Ce peut être votre voisin à qui vous dites bonjour tous les matins, le mec mignon qui vous cède sa place dans le métro, ou le moche qui vous aide à porter votre valise dans le métro, ou encore un membre de votre famille…

Flippant, hein ?!…

C’est avec ces “conseils” que j’ai grandi, ces “Ne te balade pas seule la nuit”, “Ne porte pas de jupes trop courtes”, “Ne bois pas trop en soirée”. Bref, toutes ces phrases résonnent en moi comme des incitations à disparaître, parce que si on ne te voit pas, si tu n’existes pas aux yeux des autres, tu n’auras pas de problèmes.
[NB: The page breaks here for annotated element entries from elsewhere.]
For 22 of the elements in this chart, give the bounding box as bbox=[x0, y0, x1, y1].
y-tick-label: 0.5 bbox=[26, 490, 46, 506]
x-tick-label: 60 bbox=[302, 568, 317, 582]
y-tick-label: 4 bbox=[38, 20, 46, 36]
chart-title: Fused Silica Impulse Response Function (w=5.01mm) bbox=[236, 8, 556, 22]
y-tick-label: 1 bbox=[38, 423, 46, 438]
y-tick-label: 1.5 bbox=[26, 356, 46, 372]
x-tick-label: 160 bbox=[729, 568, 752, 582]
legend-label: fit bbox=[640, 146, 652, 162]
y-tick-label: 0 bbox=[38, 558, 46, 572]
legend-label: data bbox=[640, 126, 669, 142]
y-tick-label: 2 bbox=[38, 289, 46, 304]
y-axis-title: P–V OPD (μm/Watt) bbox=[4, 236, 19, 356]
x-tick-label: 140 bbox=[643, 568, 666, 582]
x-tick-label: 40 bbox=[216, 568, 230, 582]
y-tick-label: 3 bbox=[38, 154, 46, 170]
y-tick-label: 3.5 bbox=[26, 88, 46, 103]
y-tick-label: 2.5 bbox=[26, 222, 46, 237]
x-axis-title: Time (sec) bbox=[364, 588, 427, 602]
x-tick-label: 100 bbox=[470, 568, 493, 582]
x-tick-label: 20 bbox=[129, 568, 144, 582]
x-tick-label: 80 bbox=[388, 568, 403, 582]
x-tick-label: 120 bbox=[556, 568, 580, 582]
Alors je me suis habillée avec des vêtements trop larges, pour cacher ma silhouette “problématique”.

(Du coup, ces personnes mêmes qui me disaient de faire attention à ma tenue vestimentaire trouvaient que je n’étais pas assez féminine… Allez comprendre !!!)

Mais ça ne sert à rien…

Parce que, malgré ces vêtements “déféminisants”, les mecs continuent de m’aborder dans la rue, de venir me demander une clope pour engager la conversation (Ah oui ! Parce qu’on devrait ajouter ce conseil à donner aux petites filles : “Surtout ne fume pas dans la rue”)…
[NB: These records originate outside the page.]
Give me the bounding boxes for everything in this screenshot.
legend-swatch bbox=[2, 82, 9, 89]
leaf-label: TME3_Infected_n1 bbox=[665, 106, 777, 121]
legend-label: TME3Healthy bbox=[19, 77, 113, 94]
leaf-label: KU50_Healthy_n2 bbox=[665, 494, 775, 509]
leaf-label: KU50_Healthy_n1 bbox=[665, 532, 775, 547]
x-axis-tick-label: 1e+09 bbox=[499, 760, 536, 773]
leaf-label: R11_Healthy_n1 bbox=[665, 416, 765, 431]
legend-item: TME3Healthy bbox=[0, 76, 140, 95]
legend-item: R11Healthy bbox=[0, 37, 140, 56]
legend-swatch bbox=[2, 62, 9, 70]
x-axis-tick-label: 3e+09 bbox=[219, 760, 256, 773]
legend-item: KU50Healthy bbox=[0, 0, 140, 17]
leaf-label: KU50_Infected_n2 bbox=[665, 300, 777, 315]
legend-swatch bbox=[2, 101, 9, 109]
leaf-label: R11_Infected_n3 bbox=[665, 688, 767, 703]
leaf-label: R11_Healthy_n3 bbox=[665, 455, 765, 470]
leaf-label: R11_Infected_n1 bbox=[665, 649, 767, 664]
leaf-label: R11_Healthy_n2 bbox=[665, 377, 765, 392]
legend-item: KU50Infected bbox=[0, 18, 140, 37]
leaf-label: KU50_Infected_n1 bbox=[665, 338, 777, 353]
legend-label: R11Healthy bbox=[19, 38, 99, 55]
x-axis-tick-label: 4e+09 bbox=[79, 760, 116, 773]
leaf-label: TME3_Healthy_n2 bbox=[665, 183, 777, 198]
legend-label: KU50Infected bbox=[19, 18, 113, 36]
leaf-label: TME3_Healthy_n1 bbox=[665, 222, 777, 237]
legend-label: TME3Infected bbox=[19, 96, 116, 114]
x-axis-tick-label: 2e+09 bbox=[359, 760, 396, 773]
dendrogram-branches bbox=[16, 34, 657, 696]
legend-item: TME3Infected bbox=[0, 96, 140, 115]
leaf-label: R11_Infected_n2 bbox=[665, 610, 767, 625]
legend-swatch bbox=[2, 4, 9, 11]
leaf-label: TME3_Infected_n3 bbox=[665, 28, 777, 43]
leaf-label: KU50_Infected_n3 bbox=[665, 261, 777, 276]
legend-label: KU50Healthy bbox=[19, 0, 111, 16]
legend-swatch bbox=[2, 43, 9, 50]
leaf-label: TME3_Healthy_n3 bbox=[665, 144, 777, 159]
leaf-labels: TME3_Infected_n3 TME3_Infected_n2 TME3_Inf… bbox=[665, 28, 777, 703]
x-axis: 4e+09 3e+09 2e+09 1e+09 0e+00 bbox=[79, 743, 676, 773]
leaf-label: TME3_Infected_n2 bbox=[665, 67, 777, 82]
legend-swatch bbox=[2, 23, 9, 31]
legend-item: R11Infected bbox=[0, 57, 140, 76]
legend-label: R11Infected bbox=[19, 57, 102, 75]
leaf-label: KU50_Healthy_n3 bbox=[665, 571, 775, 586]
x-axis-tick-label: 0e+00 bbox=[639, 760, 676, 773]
Le problème, c’est que si on ne répond ou ne sourit, ils prennent cela comme une insulte et, inversement, si on leur répond gentiment qu’on voudrait juste rentrer chez soi… seule, ils prennent cela pour une invitation…

Bref, je ne vois pas de solutions.

Alors je n’écoute plus les conseils. Ces conseils ne servent qu’à m’enfermer encore plus dans la peur, et surtout, ils m’empêchent d’être moi-même. Je ne veux plus être fantôme.

Je veux être libre et humaine, avec mes habits, la nuit à Paris, saoule à en vomir…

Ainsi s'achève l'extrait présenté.